Le Groenland, vaste territoire gelé et autonome sous souveraineté danoise, continue de susciter les convoitises. Dernièrement, Donald Trump, réélu président des États-Unis, a relancé l’idée controversée de racheter cette île stratégique. Mais une telle transaction, même théorique, pose des questions complexes : peut-on évaluer la valeur d’un territoire ? Et à quel prix la souveraineté d’un peuple pourrait-elle être cédée ?
Une ambition américaine ancrée dans l’histoire
L’intérêt des États-Unis pour le Groenland n’est pas nouveau. En 1946, le président Harry Truman avait offert 100 millions de dollars en or pour acquérir ce territoire, attiré par sa position stratégique au début de la guerre froide. Le Danemark avait décliné l’offre, comme il l’a fait en 2019 lorsque Donald Trump avait déjà évoqué cette idée, provoquant une vive indignation internationale.
Les précédents historiques montrent pourtant que les acquisitions territoriales ont longtemps été une pratique courante. En 1803, les États-Unis avaient acheté la Louisiane à la France pour 15 millions de dollars, un montant qui équivaudrait aujourd’hui à plus de 400 millions de dollars. L’Alaska, acheté à la Russie en 1867 pour 7,2 millions de dollars, est un autre exemple emblématique.
Cependant, ces transactions appartiennent à une époque où la souveraineté des territoires était davantage négociable. En 2025, de telles opérations apparaissent comme des reliques d’un autre temps.
Comment évaluer un territoire comme le Groenland ?
Estimer la valeur économique d’un territoire n’est pas une tâche aisée. Contrairement aux entreprises ou aux infrastructures, un pays est un mélange d’éléments tangibles (ressources, infrastructures) et intangibles (culture, identité, souveraineté).
Un premier indicateur pourrait être le produit intérieur brut (PIB), qui reflète la richesse produite sur une année. En 2021, le PIB du Groenland s’élevait à environ 3,2 milliards de dollars. Mais ce chiffre ne tient pas compte des ressources inexploitées de l’île.
Le Groenland est un trésor de richesses naturelles : terres rares, métaux précieux, uranium, pétrole offshore… Ces ressources, encore largement sous-exploitées, attirent les convoitises. À cela s’ajoute sa position géographique unique dans l’Arctique, qui gagne en importance stratégique avec le réchauffement climatique.

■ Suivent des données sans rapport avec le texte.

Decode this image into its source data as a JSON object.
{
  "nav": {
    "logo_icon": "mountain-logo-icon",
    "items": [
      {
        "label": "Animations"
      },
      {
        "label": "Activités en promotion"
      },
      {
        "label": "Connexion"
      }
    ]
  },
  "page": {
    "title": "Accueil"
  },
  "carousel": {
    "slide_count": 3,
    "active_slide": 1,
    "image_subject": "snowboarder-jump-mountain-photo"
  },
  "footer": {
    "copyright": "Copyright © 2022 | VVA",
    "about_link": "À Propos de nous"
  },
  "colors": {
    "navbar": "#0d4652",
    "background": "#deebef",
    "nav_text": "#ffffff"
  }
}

Pour autant, évaluer uniquement les actifs économiques d’un territoire revient à ignorer son capital humain, sa culture et son poids géopolitique. Ce serait réduire un pays à une simple équation financière.
Pourquoi une telle vente est-elle inconcevable ?
Si, dans le passé, des ventes territoriales comme celle des îles Vierges américaines en 1917 pouvaient se concrétiser, de telles transactions sont aujourd’hui hautement improbables. Plusieurs raisons expliquent ce changement.
- La souveraineté au cœur des démocraties
Dans une démocratie, le territoire est perçu comme un bien collectif appartenant au peuple. Céder un territoire impliquerait de convaincre les habitants eux-mêmes, ce qui semble irréalisable. - L’importance du nationalisme
La terre est profondément liée à l’identité nationale. Pour les Groenlandais, comme pour tout peuple, leur territoire n’est pas seulement un espace géographique, mais un symbole de leur histoire et de leur culture. - Une norme internationale forte
Depuis la Seconde Guerre mondiale, le respect des frontières est devenu une règle presque intangible. Toute tentative de modification pourrait créer un dangereux précédent, ravivant des revendications territoriales ailleurs.
Une question de valeurs, pas seulement de chiffres
Au-delà des calculs économiques, la question de la valeur d’un territoire soulève des enjeux moraux et politiques. Peut-on monnayer l’histoire, la culture et la souveraineté d’un peuple ?
Pour Donald Trump, l’achat du Groenland pourrait représenter une opportunité stratégique pour les États-Unis. Mais pour les habitants de l’île, cette idée évoque une atteinte à leur identité et à leur autonomie.
Le Groenland, comme tout territoire, ne se résume pas à ses ressources naturelles ou à son PIB. Il est le reflet de ceux qui y vivent, de leur passé et de leur avenir. En cela, il échappe à toute tentative de marchandisation.
Une idée anachronique
L’idée de vendre un territoire comme le Groenland appartient à un passé révolu. Dans le monde d’aujourd’hui, où les notions de souveraineté, de démocratie et de respect des peuples sont centrales, une telle transaction est plus qu’improbable : elle est incompatible avec les valeurs modernes.
Le Groenland peut bien avoir une valeur économique, mais son véritable prix réside dans ce qu’il représente pour ses habitants. Et cela, aucun calcul ne peut l’estimer.